Republican Rudolph Giuliani replaced Dinkins as mayor in 1994 and quickly transformed New York into the safest big city in America. He did this chiefly by increasing the NYPD’s manpower from 28,000 officers to 40,000, and adopting a zero-tolerance approach to crime-fighting. Toward that end, Giuliani hired William Bratton as his police chief. Bratton was (and still is) a proponent of the “broken windows” criminological theory which contends that maintaining urban environments in a well-ordered condition—and clamping down on petty crimes—ultimately helps prevent not only low-level vandalism, but also the commission of more serious offenses. Thus Bratton instructed police to more strictly enforce existing laws against such relatively minor infractions as subway-fare evasion, public drinking, public urination, and shakedown operations by “squeegee men” demanding payment in exchange for their unsolicited wiping of the windshields on cars stopped at red lights.

Another vital component of Giuliani’s crime-fighting approach was the use of COMPSTAT, an organizational management tool that employs Geographic Information Systems to map crime and identify specific problem areas. In weekly meetings, NYPD executives met with local precinct commanders to discuss the problems revealed by COMPSTAT and devise strategies to deal with them.

The results of Giuliani’s efforts were extraordinary, as evidenced by the fact that during his eight years in office, the incidence of homicide in the city fell dramatically, from 1,946 in Dinkins’ final year as mayor, to 1,561, to 1,177, to 983, to 770, to 633, to 671, to 673, to 649.

When Republican Michael Bloomberg succeeded Giuliani as mayor in 2002, he continued the same anti-crime strategies as his predecessor. As a result, homicide rates in the city fell even lower, ranging between 471 and 597 during each of his first ten years in office.

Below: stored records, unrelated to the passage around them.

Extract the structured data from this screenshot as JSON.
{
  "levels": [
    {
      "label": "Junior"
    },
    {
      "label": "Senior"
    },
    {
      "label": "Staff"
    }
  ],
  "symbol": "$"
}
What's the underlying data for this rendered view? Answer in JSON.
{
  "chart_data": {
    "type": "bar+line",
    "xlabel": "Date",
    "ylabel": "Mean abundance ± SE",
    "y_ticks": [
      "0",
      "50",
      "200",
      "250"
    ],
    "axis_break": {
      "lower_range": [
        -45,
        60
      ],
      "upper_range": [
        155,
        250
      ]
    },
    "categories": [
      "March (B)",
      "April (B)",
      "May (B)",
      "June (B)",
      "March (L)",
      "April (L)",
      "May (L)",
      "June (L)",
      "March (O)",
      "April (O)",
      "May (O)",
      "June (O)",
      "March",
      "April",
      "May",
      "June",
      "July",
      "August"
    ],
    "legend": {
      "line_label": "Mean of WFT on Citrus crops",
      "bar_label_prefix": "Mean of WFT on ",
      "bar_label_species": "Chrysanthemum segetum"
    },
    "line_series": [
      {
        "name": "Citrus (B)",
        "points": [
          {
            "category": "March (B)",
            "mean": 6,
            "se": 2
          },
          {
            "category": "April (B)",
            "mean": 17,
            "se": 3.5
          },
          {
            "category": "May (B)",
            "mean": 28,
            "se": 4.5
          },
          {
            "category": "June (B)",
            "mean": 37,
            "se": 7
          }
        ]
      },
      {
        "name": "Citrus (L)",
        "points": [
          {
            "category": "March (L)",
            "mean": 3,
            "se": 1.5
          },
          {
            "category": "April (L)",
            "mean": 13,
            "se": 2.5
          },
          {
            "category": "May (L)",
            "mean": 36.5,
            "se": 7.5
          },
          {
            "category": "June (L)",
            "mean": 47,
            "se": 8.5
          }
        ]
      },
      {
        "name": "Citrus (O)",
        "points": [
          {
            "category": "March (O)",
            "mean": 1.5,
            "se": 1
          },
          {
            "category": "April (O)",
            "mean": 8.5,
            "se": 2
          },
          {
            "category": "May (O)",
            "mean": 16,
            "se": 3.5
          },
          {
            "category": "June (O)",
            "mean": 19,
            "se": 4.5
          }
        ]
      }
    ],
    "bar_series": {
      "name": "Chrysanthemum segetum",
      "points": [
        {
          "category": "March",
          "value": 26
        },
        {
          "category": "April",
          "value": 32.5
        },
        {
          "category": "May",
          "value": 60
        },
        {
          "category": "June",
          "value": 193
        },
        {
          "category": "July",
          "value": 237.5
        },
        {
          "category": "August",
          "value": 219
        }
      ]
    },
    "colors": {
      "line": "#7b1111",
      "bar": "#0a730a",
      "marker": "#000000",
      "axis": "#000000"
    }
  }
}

Those who have benefited most, by far, from the policies put in place by Giuliani (and later Bloomberg), are the black and Hispanic residents of such traditionally high-crime areas as Brooklyn’s 75th Precinct, Bedford-Stuyvesant’s 81st Precinct, and Harlem’s 28th Precinct. Indeed, blacks and Hispanics have accounted for 79% of the decline in homicide victims citywide since 1993. Manhattan Institute Fellow Heather MacDonald estimates that “more than 10,000 black and Hispanic males avoided the premature death that would have been their fate had New York’s homicide rate remained at its early-1990s apex.” Also between 1993 and 2011, the number of rapes that occurred annually in New York City declined by 54.8%; robberies fell by 80.3%; felony assaults dropped by 57.8%; and burglaries were reduced by 84.6%. This means that many tens of thousands of black and Hispanic would-be victims were spared the anguish associated with those crimes as well.

Footnotes:


  1. “As such frustrations build and pressures mount,” Dinkins reasoned, “people are more likely to lash out. In tough times, child abuse increases, alcohol abuse rises, and the bonds of civility and decency fray.” In a similar vein, Dinkins urged black New Yorkers to “repress” their own “rage” over the fact that they themselves “have never been free from fear of attack.” Invoking the name of Yusef Hawkins, a black Brooklyn youth who had been killed by a group of whites in racially charged circumstances nine months earlier, the mayor lamented that as a result of the “hate that was unleashed upon” Hawkins, “the city can never be fully healed, and his sacrifice must never be forgotten.”